Educational Sociology | Migration Studies | Race and Ethnicity | Sociology

Keywords

elite transnational education, global middle class, Chinese upper-middle-class, flexible citizenship, belonging, ethno-racial identity

Abstract

This research examines the emerging phenomenon of Chinese urban upper-middle-class families sending their only children, the so-called “parachute students,” to American private high schools in a triple framework of transnational elite education, the emerging global middle class, and the complicated formation of citizenship, membership, and identities across borders. This study draws from data collected through multiple qualitative research methods, including content analysis of online advertising materials of educational agents, ethnographic participant-observation of school recruitment and application consulting workshops, and in-depth interviews with Chinese parents, students, and educational consultants.
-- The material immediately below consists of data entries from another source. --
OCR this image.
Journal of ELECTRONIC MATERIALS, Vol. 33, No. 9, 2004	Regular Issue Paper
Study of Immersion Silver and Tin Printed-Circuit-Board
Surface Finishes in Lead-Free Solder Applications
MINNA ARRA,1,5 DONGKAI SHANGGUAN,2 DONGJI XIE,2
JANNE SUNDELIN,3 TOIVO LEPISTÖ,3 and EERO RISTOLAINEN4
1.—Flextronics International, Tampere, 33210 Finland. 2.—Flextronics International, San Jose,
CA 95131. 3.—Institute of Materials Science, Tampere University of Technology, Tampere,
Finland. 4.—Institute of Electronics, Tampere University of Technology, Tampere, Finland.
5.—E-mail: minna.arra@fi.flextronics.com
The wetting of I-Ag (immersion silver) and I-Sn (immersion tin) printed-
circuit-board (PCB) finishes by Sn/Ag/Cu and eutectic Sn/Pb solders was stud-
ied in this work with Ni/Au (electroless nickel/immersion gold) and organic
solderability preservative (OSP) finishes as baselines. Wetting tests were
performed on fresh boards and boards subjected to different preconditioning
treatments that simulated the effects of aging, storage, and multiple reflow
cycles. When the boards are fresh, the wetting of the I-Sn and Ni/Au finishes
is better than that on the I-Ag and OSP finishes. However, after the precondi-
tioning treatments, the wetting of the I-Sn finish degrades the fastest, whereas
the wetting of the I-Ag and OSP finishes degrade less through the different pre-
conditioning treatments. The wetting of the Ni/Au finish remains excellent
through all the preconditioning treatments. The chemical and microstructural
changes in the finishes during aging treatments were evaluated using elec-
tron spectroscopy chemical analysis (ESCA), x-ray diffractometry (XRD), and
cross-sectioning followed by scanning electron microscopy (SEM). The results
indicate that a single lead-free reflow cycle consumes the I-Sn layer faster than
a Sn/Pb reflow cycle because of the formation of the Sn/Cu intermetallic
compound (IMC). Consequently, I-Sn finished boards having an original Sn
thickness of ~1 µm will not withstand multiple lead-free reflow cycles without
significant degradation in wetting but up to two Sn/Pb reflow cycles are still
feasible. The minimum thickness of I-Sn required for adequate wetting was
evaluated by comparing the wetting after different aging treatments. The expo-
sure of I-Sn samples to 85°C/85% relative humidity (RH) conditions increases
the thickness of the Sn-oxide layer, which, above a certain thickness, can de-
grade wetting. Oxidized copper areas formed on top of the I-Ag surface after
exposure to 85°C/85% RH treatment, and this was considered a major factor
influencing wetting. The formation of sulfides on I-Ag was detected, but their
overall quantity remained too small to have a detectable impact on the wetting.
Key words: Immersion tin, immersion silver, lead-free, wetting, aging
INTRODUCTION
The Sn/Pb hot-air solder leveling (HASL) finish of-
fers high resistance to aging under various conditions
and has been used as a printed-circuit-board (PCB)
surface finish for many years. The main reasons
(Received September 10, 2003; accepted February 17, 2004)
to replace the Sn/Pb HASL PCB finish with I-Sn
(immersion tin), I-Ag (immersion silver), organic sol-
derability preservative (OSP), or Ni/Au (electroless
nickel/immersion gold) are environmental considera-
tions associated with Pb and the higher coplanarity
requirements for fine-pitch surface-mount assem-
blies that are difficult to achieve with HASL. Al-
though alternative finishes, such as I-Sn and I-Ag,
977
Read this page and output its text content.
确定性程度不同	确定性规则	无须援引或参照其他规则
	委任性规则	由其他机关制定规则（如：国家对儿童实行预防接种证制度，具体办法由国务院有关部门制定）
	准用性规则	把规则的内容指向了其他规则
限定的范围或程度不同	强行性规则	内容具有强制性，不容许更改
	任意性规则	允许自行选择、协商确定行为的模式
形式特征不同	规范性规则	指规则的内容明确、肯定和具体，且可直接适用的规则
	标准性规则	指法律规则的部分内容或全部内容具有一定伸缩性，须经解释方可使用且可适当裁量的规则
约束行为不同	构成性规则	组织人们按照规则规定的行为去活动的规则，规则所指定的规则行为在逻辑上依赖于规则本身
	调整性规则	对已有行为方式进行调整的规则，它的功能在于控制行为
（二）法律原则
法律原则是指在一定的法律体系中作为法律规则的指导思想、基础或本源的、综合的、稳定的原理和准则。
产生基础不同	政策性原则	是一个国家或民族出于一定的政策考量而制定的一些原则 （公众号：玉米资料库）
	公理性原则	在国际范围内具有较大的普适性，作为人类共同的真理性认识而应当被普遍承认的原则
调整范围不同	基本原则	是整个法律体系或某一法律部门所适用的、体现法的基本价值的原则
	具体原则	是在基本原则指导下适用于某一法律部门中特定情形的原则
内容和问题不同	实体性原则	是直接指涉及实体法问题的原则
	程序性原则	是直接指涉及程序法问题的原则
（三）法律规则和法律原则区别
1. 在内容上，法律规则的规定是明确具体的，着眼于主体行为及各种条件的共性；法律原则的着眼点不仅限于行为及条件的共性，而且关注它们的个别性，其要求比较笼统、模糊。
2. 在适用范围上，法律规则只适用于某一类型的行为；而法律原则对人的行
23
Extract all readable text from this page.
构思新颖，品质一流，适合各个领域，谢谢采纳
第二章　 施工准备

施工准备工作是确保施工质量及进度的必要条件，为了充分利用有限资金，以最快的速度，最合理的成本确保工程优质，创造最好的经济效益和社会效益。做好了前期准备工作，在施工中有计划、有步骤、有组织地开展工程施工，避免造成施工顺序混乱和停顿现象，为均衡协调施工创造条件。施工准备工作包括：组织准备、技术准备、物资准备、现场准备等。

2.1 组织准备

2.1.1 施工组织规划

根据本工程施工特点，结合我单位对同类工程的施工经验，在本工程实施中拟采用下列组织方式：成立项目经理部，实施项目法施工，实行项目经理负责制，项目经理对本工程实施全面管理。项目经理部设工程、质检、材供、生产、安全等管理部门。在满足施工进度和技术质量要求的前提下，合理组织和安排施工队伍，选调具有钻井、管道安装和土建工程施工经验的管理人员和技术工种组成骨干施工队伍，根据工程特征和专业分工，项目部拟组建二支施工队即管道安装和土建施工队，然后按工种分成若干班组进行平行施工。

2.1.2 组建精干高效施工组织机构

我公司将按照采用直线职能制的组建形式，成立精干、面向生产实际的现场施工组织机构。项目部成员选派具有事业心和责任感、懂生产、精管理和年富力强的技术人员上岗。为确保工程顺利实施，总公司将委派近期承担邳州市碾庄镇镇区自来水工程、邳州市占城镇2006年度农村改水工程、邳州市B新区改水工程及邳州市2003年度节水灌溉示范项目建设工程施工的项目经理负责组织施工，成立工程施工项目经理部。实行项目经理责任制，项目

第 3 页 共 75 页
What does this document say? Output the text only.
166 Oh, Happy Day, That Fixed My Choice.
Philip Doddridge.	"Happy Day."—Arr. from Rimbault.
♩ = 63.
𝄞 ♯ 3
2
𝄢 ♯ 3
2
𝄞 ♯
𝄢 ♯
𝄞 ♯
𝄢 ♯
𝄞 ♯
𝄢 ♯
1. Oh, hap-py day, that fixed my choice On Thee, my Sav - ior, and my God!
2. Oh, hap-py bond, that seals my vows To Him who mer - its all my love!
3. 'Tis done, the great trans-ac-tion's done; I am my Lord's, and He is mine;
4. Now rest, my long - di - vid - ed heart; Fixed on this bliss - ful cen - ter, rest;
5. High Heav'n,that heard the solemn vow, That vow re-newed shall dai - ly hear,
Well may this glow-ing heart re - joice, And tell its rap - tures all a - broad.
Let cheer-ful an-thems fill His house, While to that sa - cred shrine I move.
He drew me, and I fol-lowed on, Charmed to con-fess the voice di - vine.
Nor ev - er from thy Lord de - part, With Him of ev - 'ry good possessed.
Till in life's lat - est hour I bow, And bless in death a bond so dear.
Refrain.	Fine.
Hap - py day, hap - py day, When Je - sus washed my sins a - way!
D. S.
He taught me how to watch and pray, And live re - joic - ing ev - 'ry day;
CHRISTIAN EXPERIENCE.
I investigate why and how Chinese urban upper-middle-class families make educational decisions to send their only children as young as fourteen to the United States for private high schools, and the actual lived experiences of the “parachute generation.” This research illustrates the construction of a transnational elite narrative and the inherent uncertainties of transnationalism through the lens of urban upper-middle-class Chinese parents and their children. The upper-middle-class Chinese parents are the core group of the emerging global middle class—global-minded, strategic at transmitting their advantages to children. And the “parachute students” are the aspiring global citizens of the world who possess “flexible citizenship” (Ong 1999). During the transnational educational process, they are forced to form a globalized ethno-racial identity that complicates the existing discussion on nationalism, cosmopolitanism, and citizenship. This research captures their varying strategies and practices of constructing multilayered identities in institutional settings such as schools in an earlier stage compared to other research on high-skilled migrants, 1.5-generation immigrants, and international students at the undergraduate and graduate level. I argue this transnational education process captures the formation of a “new” global middle class in China.